Mark's family, including his brother Thad and his parents are as good as they come. My heart is aching for them and I want them to know that my thoughts and prayers are with them, how much I love them as well as Mark. I spent most of the afternoon and evening down by the beach crying & thinking about Mark, and how much he will be missed. On one hand, this is extremely painful and on the other, I cannot express how proud I am of him. We had many talks about the dangers involved- Mark absolutely knew what he was getting into and that there was a chance he may not come back. He went anyway. Brave as hell. I have so much admiration and respect for him. Losing Mark has been a reality check for me, in a good way. I imagine that over the next short period I will be making some changes in my life, mostly for the better, just knowing him and what he gave up. It is a true pleasure and humbling honor to have known him. I miss him so much already and would give anything to have him back. Words cannot express how thankful I am to you Mark and I know I am better person for having known you.

Today, on September 29th, 2010- a great man named Mark Forester paid the ultimate price for you and me, defending and protecting the Great Country of America. Mark is, as so many others are, a True American Hero.

Rest in peace brother and God be with you till we meet again."

Andrew said his friend was a devout Mormon who did not smoke or drink.

It was the warrior part of him that led Mark Forester to choose one of the most grueling military disciplines available.

Forester’s death in Afghanistan follows those of Senior Airman Daniel R. Sanchez, a combat controller who died Sept. 16 conducting combat operations, and Senior Airman Michael J. Buras, a bomb technician killed Sept. 21 in a bomb explosion. Senior Airman James A. Hansen, an airfield management operations coordinator, died in Iraq on Sept. 15 during a controlled detonation.

Forester and Sanchez will be honored during the Walk for the Fallen, an 860-mile trek beginning Oct. 9 from Lackland Air Force Base, Texas, to Hurlburt Field, Fla.

The walk originally commemorated 12 fallen special tactics airmen, but Forester and Sanchez were added after their deaths. Each of the 15 active-duty airmen scheduled to participate in the walk will carry 50-pound rucksacks and batons, each with the name of one of the 14 fallen airmen.

Master Sgt. Kenneth Huhman, one of the event’s organizers and chief of the combat control selection course at Lackland, said deaths often hit home in such a small career field.

One of the walking airmen will escort Forester’s remains home, and another was close to Sanchez. But Huhman said the deaths will help motivate the airmen honoring fallen colleagues.

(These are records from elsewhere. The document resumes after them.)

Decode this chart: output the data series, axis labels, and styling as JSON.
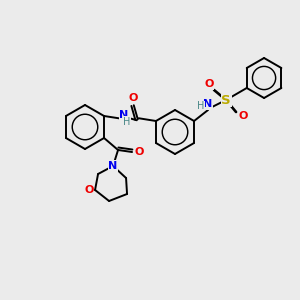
{
  "bg_color": "#ebebeb",
  "atom_colors": {
    "C": "#000000",
    "N": "#0000ee",
    "O": "#ee0000",
    "S": "#bbaa00",
    "H": "#4a8888"
  },
  "bond_color": "#000000",
  "lw": 1.4,
  "r_benz": 22,
  "r_phenyl": 20
}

“We’re always going to want to be motivated and remember the guys we lost,” he said. “The fact we lost them so close to the walk, it does give a little additional inspiration.”

Reached Thursday night in Haleyville, Ala., Forester's aunt, Carolyn Forester, said he joined the Air Force because he wanted to serve his country and that he loved the work. His parents were at Dover Air Force Base in Delaware on Thursday waiting for his return, she said.

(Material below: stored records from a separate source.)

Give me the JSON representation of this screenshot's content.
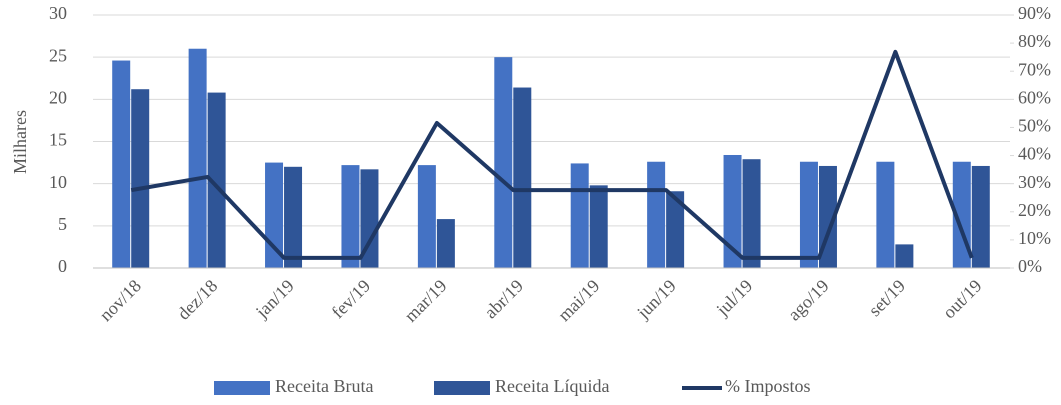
{
  "chart_data": {
    "type": "bar_line",
    "ylabel": "Milhares",
    "categories": [
      "nov/18",
      "dez/18",
      "jan/19",
      "fev/19",
      "mar/19",
      "abr/19",
      "mai/19",
      "jun/19",
      "jul/19",
      "ago/19",
      "set/19",
      "out/19"
    ],
    "series": [
      {
        "name": "Receita Bruta",
        "color": "#4472c4",
        "type": "bar",
        "values": [
          24.6,
          26.0,
          12.5,
          12.2,
          12.2,
          25.0,
          12.4,
          12.6,
          13.4,
          12.6,
          12.6,
          12.6
        ]
      },
      {
        "name": "Receita Líquida",
        "color": "#2f5597",
        "type": "bar",
        "values": [
          21.2,
          20.8,
          12.0,
          11.7,
          5.8,
          21.4,
          9.8,
          9.1,
          12.9,
          12.1,
          2.8,
          12.1
        ]
      },
      {
        "name": "% Impostos",
        "color": "#1f3864",
        "type": "line",
        "axis": "y2",
        "values": [
          27.7,
          32.4,
          3.6,
          3.6,
          51.6,
          27.7,
          27.7,
          27.7,
          3.6,
          3.6,
          76.9,
          3.6
        ]
      }
    ],
    "ylim": [
      0,
      30
    ],
    "yticks": [
      0,
      5,
      10,
      15,
      20,
      25,
      30
    ],
    "y2lim": [
      0,
      90
    ],
    "y2ticks": [
      {
        "value": 0,
        "label": "0%"
      },
      {
        "value": 10,
        "label": "10%"
      },
      {
        "value": 20,
        "label": "20%"
      },
      {
        "value": 30,
        "label": "30%"
      },
      {
        "value": 40,
        "label": "40%"
      },
      {
        "value": 50,
        "label": "50%"
      },
      {
        "value": 60,
        "label": "60%"
      },
      {
        "value": 70,
        "label": "70%"
      },
      {
        "value": 80,
        "label": "80%"
      },
      {
        "value": 90,
        "label": "90%"
      }
    ],
    "grid": true,
    "legend": "bottom"
  }
}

Air Force Senior Airman Mark A. Forester was killed in action on 9/29/10.


Anonymous said...

I just viwed the story of Mark Forester on Lifetimes's Coming Home. I was so moved by what I heard and saw that I can"t go to sleep. I am so grateful that he was profiled on television. It makes me sad that we don't know about people like him. What a huge loss he was,and I just wanted to say something somehow, so I googled his name after the show. To him and his family and the pilot who brought the flag to his parents, I am so touched and feel so much. Thank you.
Patti Conger, Ventura California Much Love

Ms.Tavarez said...

Patti the same here. I am watching it now. War is so stupid and it makes me feel so angry. My condolences to his family. They raised a true hero! Yes Mom, he is truly loved by all of us.

Anonymous said...

I just saw his story on lifetime coming home, I have never had to leave a comment over the web especially for someoneIi never met but his story touched me so much i ended up googling him, my heart goes out to his parents and family,I could imagine what they were going through having lost my dad recently and still grieving from the loss, I can only pray that they find peace some how and may his soul RIP.